Mechanisms of CO2 reduction in bacteria based on molecular studies of formate dehydrogenase (FDH) enzymes

Abstract

Formate dehydrogenase (FDHs) is an enzyme that catalyzes the oxidation of formate (HCOO–) to carbon dioxide (CO2) and water, with the concomitant reduction of a cofactor such as NAD+ (nicotinamide adenine dinucleotide) or NADP+ (flavin adenine dinucleotide). This process produces energy, which cells can then employ for various metabolic functions.

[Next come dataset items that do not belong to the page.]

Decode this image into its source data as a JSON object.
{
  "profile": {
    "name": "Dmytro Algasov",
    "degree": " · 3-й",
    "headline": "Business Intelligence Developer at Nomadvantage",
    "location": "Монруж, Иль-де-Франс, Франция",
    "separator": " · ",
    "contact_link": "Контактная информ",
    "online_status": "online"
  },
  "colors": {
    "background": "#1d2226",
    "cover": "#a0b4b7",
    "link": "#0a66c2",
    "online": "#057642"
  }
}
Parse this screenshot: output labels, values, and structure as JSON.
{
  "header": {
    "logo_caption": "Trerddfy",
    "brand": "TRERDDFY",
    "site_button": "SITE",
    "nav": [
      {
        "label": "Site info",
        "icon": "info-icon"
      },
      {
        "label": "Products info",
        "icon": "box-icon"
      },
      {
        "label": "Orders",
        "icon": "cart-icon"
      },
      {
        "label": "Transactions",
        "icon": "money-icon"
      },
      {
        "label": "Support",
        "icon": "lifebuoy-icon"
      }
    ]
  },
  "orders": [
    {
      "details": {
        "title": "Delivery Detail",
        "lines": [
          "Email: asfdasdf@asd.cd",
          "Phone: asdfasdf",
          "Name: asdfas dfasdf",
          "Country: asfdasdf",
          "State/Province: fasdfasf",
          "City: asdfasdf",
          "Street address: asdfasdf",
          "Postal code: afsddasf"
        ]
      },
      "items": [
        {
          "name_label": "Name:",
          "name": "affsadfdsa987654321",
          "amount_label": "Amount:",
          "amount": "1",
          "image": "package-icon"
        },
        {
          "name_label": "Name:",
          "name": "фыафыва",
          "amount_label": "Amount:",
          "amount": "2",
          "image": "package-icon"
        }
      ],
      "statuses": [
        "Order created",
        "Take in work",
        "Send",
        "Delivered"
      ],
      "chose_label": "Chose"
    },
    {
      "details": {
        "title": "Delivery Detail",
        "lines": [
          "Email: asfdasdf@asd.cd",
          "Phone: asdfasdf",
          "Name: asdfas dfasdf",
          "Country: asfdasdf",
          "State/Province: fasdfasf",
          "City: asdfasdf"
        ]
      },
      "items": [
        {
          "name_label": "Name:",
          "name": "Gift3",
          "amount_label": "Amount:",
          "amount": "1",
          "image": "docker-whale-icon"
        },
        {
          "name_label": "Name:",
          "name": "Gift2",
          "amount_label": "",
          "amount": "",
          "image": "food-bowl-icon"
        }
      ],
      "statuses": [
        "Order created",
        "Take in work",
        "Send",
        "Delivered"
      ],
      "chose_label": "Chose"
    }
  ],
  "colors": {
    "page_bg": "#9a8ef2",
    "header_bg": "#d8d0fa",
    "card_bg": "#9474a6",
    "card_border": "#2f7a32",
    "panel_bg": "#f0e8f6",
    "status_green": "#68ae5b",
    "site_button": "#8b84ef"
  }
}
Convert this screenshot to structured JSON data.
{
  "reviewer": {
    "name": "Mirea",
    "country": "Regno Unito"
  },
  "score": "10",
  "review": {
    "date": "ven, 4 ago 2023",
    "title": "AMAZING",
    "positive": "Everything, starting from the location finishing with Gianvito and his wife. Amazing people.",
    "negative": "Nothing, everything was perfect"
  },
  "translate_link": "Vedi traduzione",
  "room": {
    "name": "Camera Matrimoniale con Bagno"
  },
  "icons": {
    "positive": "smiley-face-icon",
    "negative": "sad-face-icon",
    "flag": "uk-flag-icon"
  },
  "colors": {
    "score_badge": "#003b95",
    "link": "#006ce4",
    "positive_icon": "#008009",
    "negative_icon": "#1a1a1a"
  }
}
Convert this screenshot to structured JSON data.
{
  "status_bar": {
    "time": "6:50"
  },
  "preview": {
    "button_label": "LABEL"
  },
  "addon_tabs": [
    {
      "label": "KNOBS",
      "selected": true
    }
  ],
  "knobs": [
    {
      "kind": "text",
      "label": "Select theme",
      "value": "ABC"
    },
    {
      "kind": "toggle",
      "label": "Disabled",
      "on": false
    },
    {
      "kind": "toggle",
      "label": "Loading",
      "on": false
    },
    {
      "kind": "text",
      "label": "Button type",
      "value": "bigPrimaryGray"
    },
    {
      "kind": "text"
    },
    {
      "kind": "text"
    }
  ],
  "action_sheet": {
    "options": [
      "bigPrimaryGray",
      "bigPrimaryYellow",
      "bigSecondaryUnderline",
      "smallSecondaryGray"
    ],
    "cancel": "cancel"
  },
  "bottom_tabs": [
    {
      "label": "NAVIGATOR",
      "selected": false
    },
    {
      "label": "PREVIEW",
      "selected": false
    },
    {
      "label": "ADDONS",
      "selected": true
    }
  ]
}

FDHs are key metabolic enzymes that perform critical roles in energy production, carbon dioxide fixation, and nitrogen metabolism in many bacterial species. FDH is a D-specific 2-hydroxy acid dehydrogenase found mostly in prokaryotes and eukaryotes. It is essential for the energy supply of methyl tropic organisms through hydride ion transfer and bio-transformations. Most metal-binding FDH enzymes, such as molybdenum and tungsten-containing enzymes, catalyze the redox process and oxidation of formate and serve as flexible biocatalysts for NADPH regeneration and consumption. Formate dehydrogenase is also utilized in biotechnology and biochemistry as a technique. It is extensively employed as an electron acceptor in enzymatic tests to create hydrogen gas via proton reduction. Furthermore, formate dehydrogenase has been researched for its potential application in the production of biofuels and other bioproducts. The current reviews emphasize the structural and functional characteristics of FDH and the primary mechanisms involved in FDH development. It examines the function of metal ions in FDH as well as its catalytic mechanism and characteristics.